Ese programa fue el que se popularizó como “créditos UVA” y constaba en una metodología que ya se había aplicado en otros países, como Chile que hoy arde por una revuelta social, y que tenía que ver con una de las promesas de campaña de Cambiemos: domesticar y erradicar la inflación. Las cuotas de los créditos estaban enlazadas directamente con el comportamiento de esa variable macroeconómica.

De allí que hubiera tenido relativo éxito en Chile, una nación que a partir de la monetarización radical de su economía, luego del gobierno interrumpido de Salvador Allende, se sacó de encima el problema de la inflación y aplicó ese plan de créditos hipotecarios. Cuando la promesa de Cambiemos todavía parecía factible, a poco de asumir, exportaron el plan y generaron enormes expectativas en una gran parte de la población.

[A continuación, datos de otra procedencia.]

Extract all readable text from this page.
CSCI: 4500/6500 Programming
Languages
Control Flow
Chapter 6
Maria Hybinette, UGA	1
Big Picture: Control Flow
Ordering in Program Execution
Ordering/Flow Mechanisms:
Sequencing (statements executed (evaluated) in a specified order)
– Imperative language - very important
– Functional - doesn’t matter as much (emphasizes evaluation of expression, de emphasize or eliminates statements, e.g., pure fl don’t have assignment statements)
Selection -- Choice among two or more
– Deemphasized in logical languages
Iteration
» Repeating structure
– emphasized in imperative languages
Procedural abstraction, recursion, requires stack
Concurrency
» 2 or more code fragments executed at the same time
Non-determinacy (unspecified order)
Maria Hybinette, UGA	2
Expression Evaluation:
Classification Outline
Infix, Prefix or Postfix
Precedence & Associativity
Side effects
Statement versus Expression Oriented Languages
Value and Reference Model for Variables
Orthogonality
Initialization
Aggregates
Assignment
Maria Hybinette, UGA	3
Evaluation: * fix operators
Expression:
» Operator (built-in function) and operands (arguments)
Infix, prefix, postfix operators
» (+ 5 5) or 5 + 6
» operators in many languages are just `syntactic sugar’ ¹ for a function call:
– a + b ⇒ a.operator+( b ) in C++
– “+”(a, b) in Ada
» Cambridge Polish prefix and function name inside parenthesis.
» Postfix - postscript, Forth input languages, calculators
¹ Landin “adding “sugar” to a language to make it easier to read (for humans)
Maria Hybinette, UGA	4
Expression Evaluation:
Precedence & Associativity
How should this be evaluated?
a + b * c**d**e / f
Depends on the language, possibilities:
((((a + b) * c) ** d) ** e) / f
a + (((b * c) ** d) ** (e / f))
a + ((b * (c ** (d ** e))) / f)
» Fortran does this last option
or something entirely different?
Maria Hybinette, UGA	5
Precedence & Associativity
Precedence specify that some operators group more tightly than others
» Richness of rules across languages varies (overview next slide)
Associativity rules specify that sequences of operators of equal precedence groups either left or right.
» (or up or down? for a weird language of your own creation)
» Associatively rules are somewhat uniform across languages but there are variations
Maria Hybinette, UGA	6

Esa porción de la población fue embaucada arteramente por la administración de Macri y compañía, quienes no hicieron más que fogonear la inflación, al punto tal de que en 2019 se registró un nivel de inflación que no se había tomado desde principios de los 90. Ahora reclaman, igual que los que habían quedado colgados con la última etapa del Procrear, que el actual gobierno les brinde una solución. Es justo y la Casa Rosada no tiene excusas: si salva empresas y favorece inversiones extranjeras, no tiene por qué negarse a auxiliar a los estafados que sólo quieren su vivienda.